Pada saat itu juga, kartu yang lama terpendam dalam pikiran Rayn tiba-tiba aktif dan memberikan petunjuk berupa kalimat.
“Ujian pengikut Dewa Baru gagal karena campur tangan para pengejar keuntungan halus, pandanganmu hampir bersentuhan dengan Dewa Baru, poin takdir +8.”
Mata Rayn terlihat sedikit kosong, awalnya dia mengira ini hanya tipuan toko gelap biasa, tapi kini malah terkait dengan Dewa Baru, pikirannya kacau.
“Tuan, boleh tahu Anda siapa di keluarga ini...” Byron bertanya dengan nada sangat rendah hati dan tulus.
Di sisi lain, kapten Polly dengan tatapan tidak rela meninggalkan penginapan. Api perak dalam matanya tampak membara ingin menerobos masuk dan melawan Rom, tapi punggung Guslai membuatnya menahan diri.
“Rayn Azevyn.”
Mendengar nama Rayn beserta nama keluarga Azevyn, sosok anak kesembilan Wilhan Azevyn muncul samar di benak Byron. Tanpa sempat mengingat lebih banyak tentang pewaris Count itu, Byron segera mengundang Rayn tinggal sementara di kediamannya.
Di kamar lantai dua sebuah bangunan kecil di kediaman Byron, pasir dalam jam pasir di depan Rayn menunjukkan bahwa poin takdirnya sudah cukup untuk menarik kartu lagi. Sudah beberapa bulan berlalu sejak kemunculan Hamuel terakhir kali, dan Rayn mulai memahami mekanisme pemicu poin takdir.
Dalam petunjuk yang muncul saat insiden di penginapan, dia menangkap kata kunci “pengikut Dewa Baru”. Dalam pandangannya, Kerajaan Fraysa memuja kepercayaan alam, dewa-dewa di tanah itu adalah perwujudan alam, dan agama mereka berbentuk pemujaan primitif.
Dewa-dewa di sini lebih seperti kekuatan aturan, tanpa doktrin atau fungsi membimbing umat, tanpa kesadaran atau emosi seperti manusia. Bagi para imam, dewa itu sama biasa seperti angin dan hujan di padang liar.

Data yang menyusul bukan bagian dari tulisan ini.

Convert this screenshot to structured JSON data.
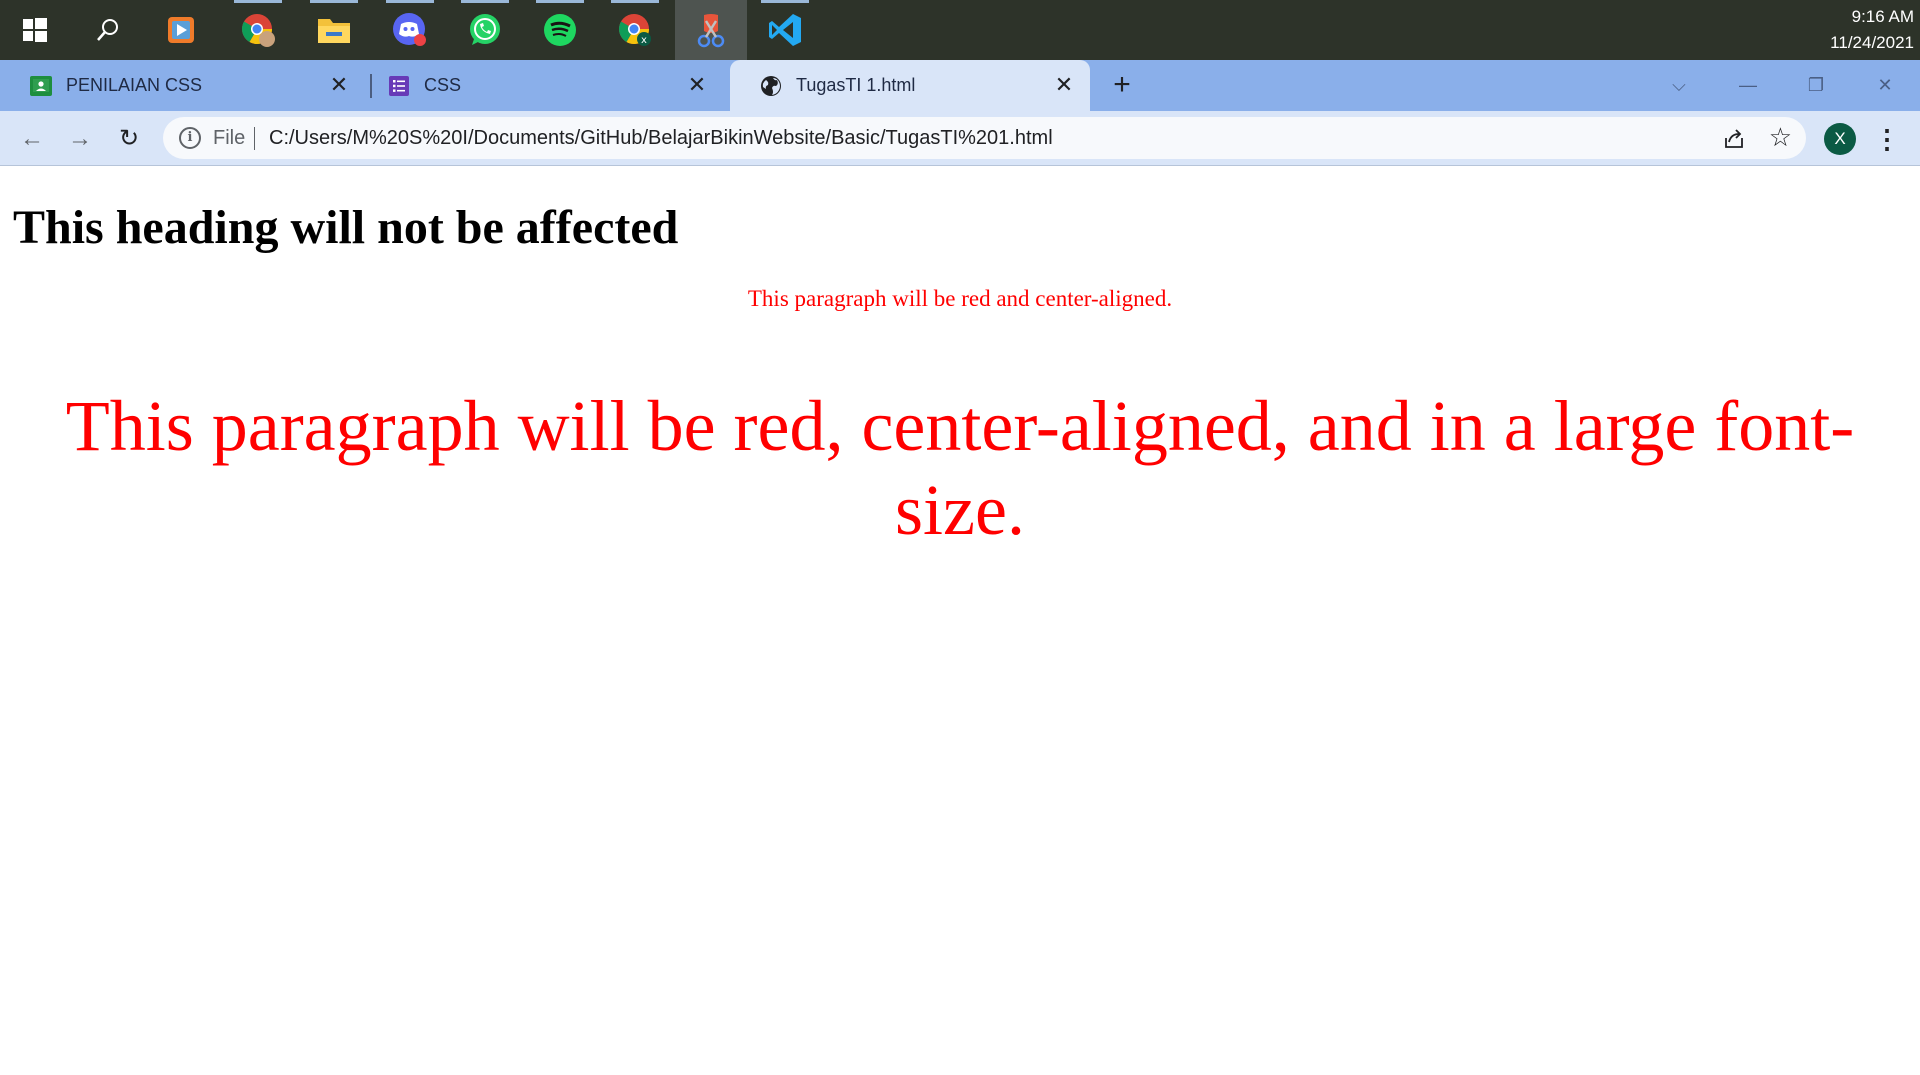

Beberapa penganut kepercayaan alam menjalankan hubungan perdagangan adil dengan dewa mereka: umat menjaga tatanan sesuai tugas dewa, dan dewa memberi mereka kekuatan.
Namun kemunculan istilah pengikut Dewa Baru membuat Rayn bingung. Ia teringat Rom dan bertanya, “Rom, kamu pernah dengar tentang pengikut Dewa Baru?”

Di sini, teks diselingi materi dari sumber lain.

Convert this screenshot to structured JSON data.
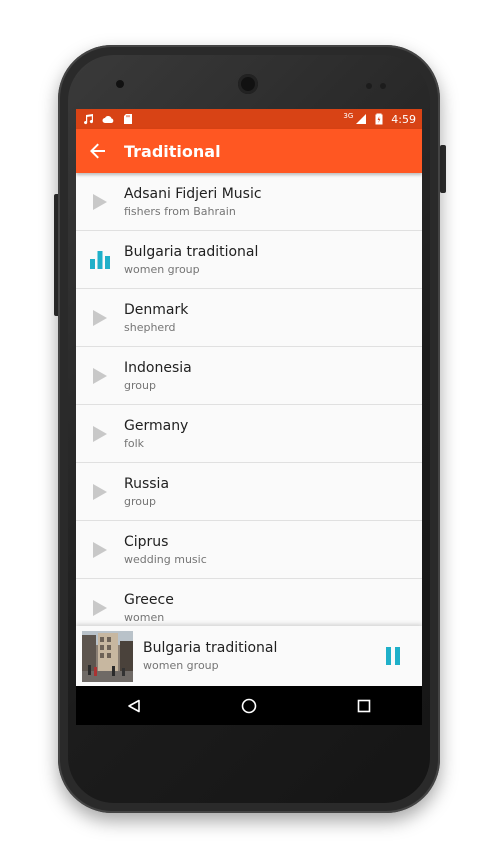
{
  "status_bar": {
    "time": "4:59",
    "network": "3G",
    "left_icons": [
      "music-note-icon",
      "cloud-icon",
      "sd-card-icon"
    ],
    "right_icons": [
      "signal-icon",
      "battery-icon"
    ]
  },
  "toolbar": {
    "title": "Traditional",
    "back_icon": "arrow-back-icon",
    "color": "#ff5722",
    "status_color": "#d84315"
  },
  "tracks": [
    {
      "title": "Adsani Fidjeri Music",
      "subtitle": "fishers from Bahrain",
      "state": "play"
    },
    {
      "title": "Bulgaria traditional",
      "subtitle": "women group",
      "state": "playing"
    },
    {
      "title": "Denmark",
      "subtitle": "shepherd",
      "state": "play"
    },
    {
      "title": "Indonesia",
      "subtitle": "group",
      "state": "play"
    },
    {
      "title": "Germany",
      "subtitle": "folk",
      "state": "play"
    },
    {
      "title": "Russia",
      "subtitle": "group",
      "state": "play"
    },
    {
      "title": "Ciprus",
      "subtitle": "wedding music",
      "state": "play"
    },
    {
      "title": "Greece",
      "subtitle": "women",
      "state": "play"
    }
  ],
  "now_playing": {
    "title": "Bulgaria traditional",
    "subtitle": "women group",
    "control_icon": "pause-icon",
    "accent": "#1fb0c9"
  },
  "nav_bar": {
    "buttons": [
      "back-triangle-icon",
      "home-circle-icon",
      "recents-square-icon"
    ]
  }
}
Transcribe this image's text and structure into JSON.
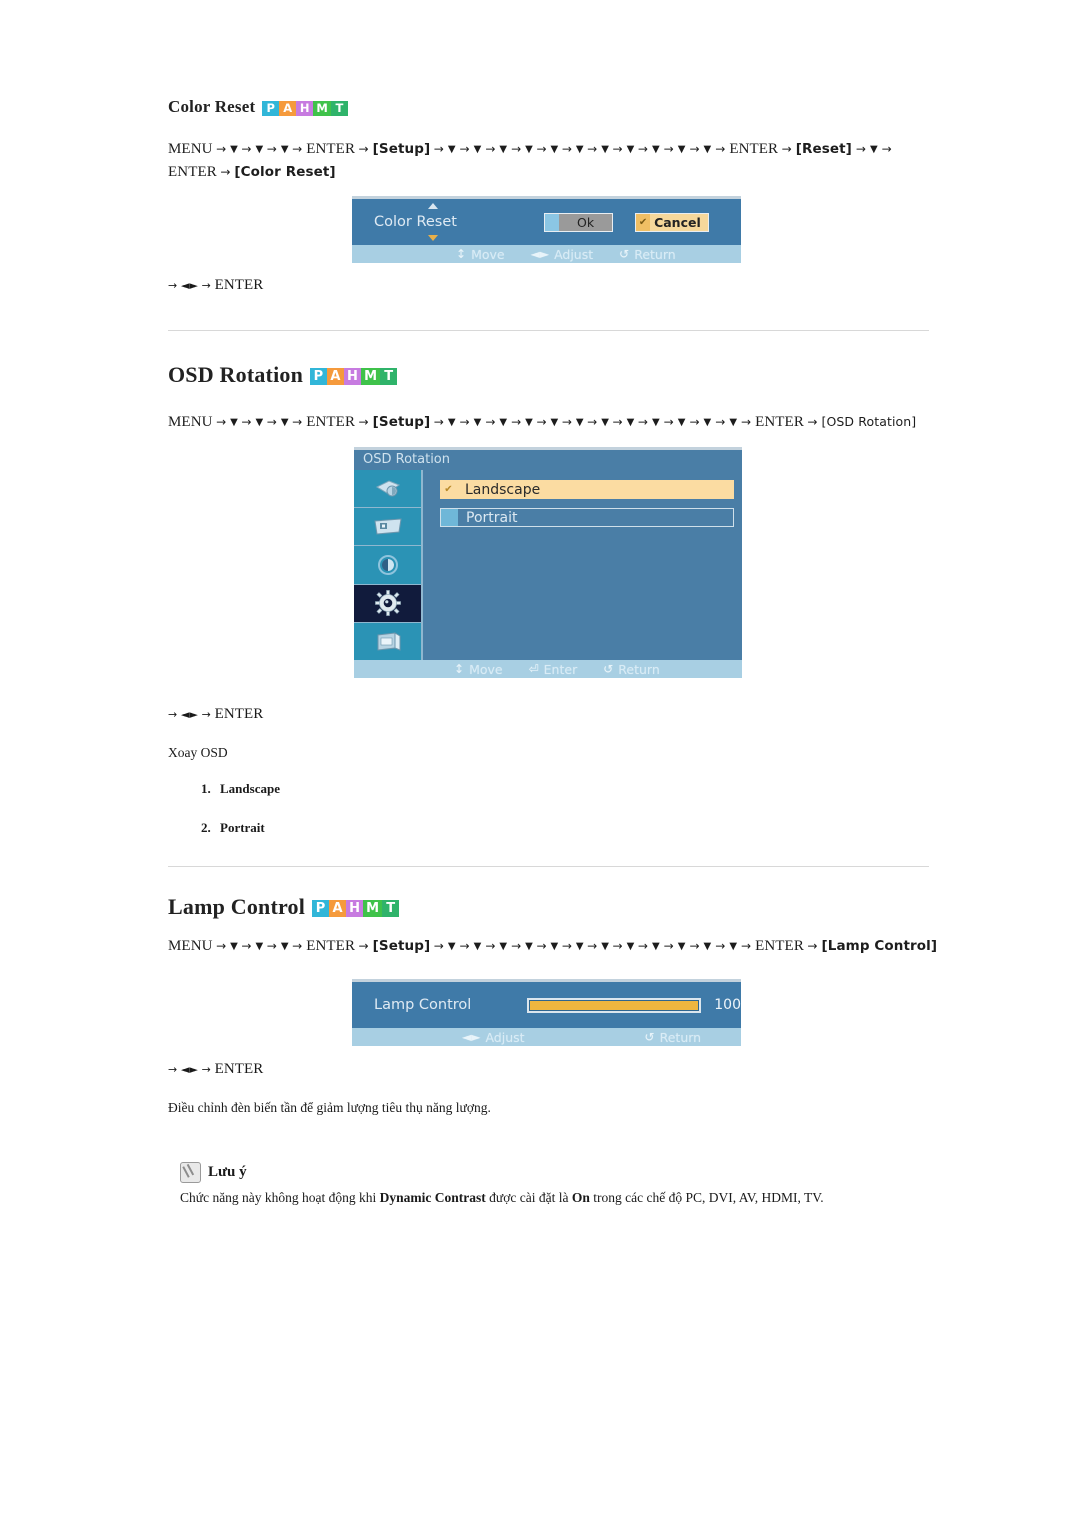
{
  "badge": {
    "letters": [
      {
        "ch": "P",
        "color": "#31b6d8"
      },
      {
        "ch": "A",
        "color": "#f59a3c"
      },
      {
        "ch": "H",
        "color": "#c77be0"
      },
      {
        "ch": "M",
        "color": "#3fc24a"
      },
      {
        "ch": "T",
        "color": "#2fb36a"
      }
    ]
  },
  "sections": [
    {
      "id": "color-reset",
      "title": "Color Reset",
      "path_html": "MENU → ▼ →▼ →▼ → ENTER → [Setup] → ▼→ ▼→ ▼→ ▼ → ▼ → ▼ → ▼ → ▼ →▼→ ▼→ ▼→ ENTER → [Reset]→ ▼→ ENTER → [Color Reset]",
      "keys": "→ ◄ ►→ ENTER"
    },
    {
      "id": "osd-rotation",
      "title": "OSD Rotation",
      "path_html": "MENU → ▼ →▼ →▼ → ENTER → [Setup] → ▼→ ▼→ ▼→ ▼ → ▼ → ▼ → ▼ → ▼ →▼→ ▼→ ▼→ ▼→ ENTER → [OSD Rotation]",
      "keys": "→ ◄ ►→ ENTER",
      "desc": "Xoay OSD",
      "options": [
        "Landscape",
        "Portrait"
      ]
    },
    {
      "id": "lamp-control",
      "title": "Lamp Control",
      "path_html": "MENU → ▼ →▼ →▼ → ENTER → [Setup] → ▼→ ▼→ ▼→ ▼ → ▼ → ▼ → ▼ → ▼ →▼→ ▼→ ▼→ ▼→ ENTER → [Lamp Control]",
      "keys": "→ ◄ ►→ ENTER",
      "desc": "Điều chỉnh đèn biến tần để giảm lượng tiêu thụ năng lượng."
    }
  ],
  "osd_color_reset": {
    "label": "Color Reset",
    "buttons": [
      {
        "name": "Ok",
        "style": "ok",
        "mark": ""
      },
      {
        "name": "Cancel",
        "style": "cancel",
        "mark": "✔"
      }
    ],
    "footer": [
      {
        "icon": "↕",
        "label": "Move"
      },
      {
        "icon": "◄►",
        "label": "Adjust"
      },
      {
        "icon": "↺",
        "label": "Return"
      }
    ]
  },
  "osd_rotation_menu": {
    "title": "OSD Rotation",
    "sidebar": [
      {
        "name": "picture-icon",
        "active": false
      },
      {
        "name": "screen-icon",
        "active": false
      },
      {
        "name": "sound-icon",
        "active": false
      },
      {
        "name": "setup-gear-icon",
        "active": true
      },
      {
        "name": "multi-control-icon",
        "active": false
      }
    ],
    "options": [
      {
        "label": "Landscape",
        "selected": true
      },
      {
        "label": "Portrait",
        "selected": false
      }
    ],
    "footer": [
      {
        "icon": "↕",
        "label": "Move"
      },
      {
        "icon": "⏎",
        "label": "Enter"
      },
      {
        "icon": "↺",
        "label": "Return"
      }
    ]
  },
  "osd_lamp_control": {
    "label": "Lamp Control",
    "value": "100",
    "fill_percent": 100,
    "footer": [
      {
        "icon": "◄►",
        "label": "Adjust"
      },
      {
        "icon": "↺",
        "label": "Return"
      }
    ]
  },
  "note": {
    "title": "Lưu ý",
    "text_before": "Chức năng này không hoạt động khi ",
    "bold_1": "Dynamic Contrast",
    "text_mid": " được cài đặt là ",
    "bold_2": "On",
    "text_after": " trong các chế độ PC, DVI, AV, HDMI, TV."
  }
}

Rom sedang mengelap belatinya, tiba-tiba teringat sesuatu, “Pengikut Dewa Baru... nama yang familiar tapi juga asing, sepertinya agama baru yang muncul akhir-akhir ini di Kerajaan Fajar Timur.”
“Gereja Fajar... aku ingat sekarang, mereka menyembah dewa sejati bernama Loshanda. Aku pernah melihat jejak mereka dalam pertempuran di Pulau Trank dulu, mereka adalah sekte penyembah matahari... atau mungkin fajar.”
“Tapi mereka aneh, sangat fanatik terhadap dewa mereka. Kerusuhan di Kerajaan Fajar tampaknya tak terlepas dari mereka...”
Mendengar penjelasan Rom, pikiran Rayn melayang pada petunjuk lebih dalam. Mengapa pengikut Dewa Baru menargetkannya? Kota Senja yang sudah lama beroperasi dengan model bisnis gelap penuh intrik, tidak mungkin gegabah menyerang seorang profesional tingkat menengah hanya demi beberapa koin.
Di balik pertanyaan-pertanyaan itu, perjalanan Rayn ke Benteng Angin diselimuti misteri. Namun ia yakin walikota yang bijak akan memberinya jawaban esok hari. Saat ini, keinginan terbesarnya adalah menarik kartu lagi.
Jam pasir berwarna emas gelap yang familiar muncul tepat saat Rayn memutuskan untuk menarik kartu, mengingatkannya pada adegan animasi saat bermain kartu. Bintang-bintang pasir yang melambangkan poin takdir mengalir deras, dan sebuah kartu berkilau dengan kekuatan badai muncul di depan matanya.
Sebuah nama terlintas dalam benak Rayn: [Ksatria Pengembara Oleg].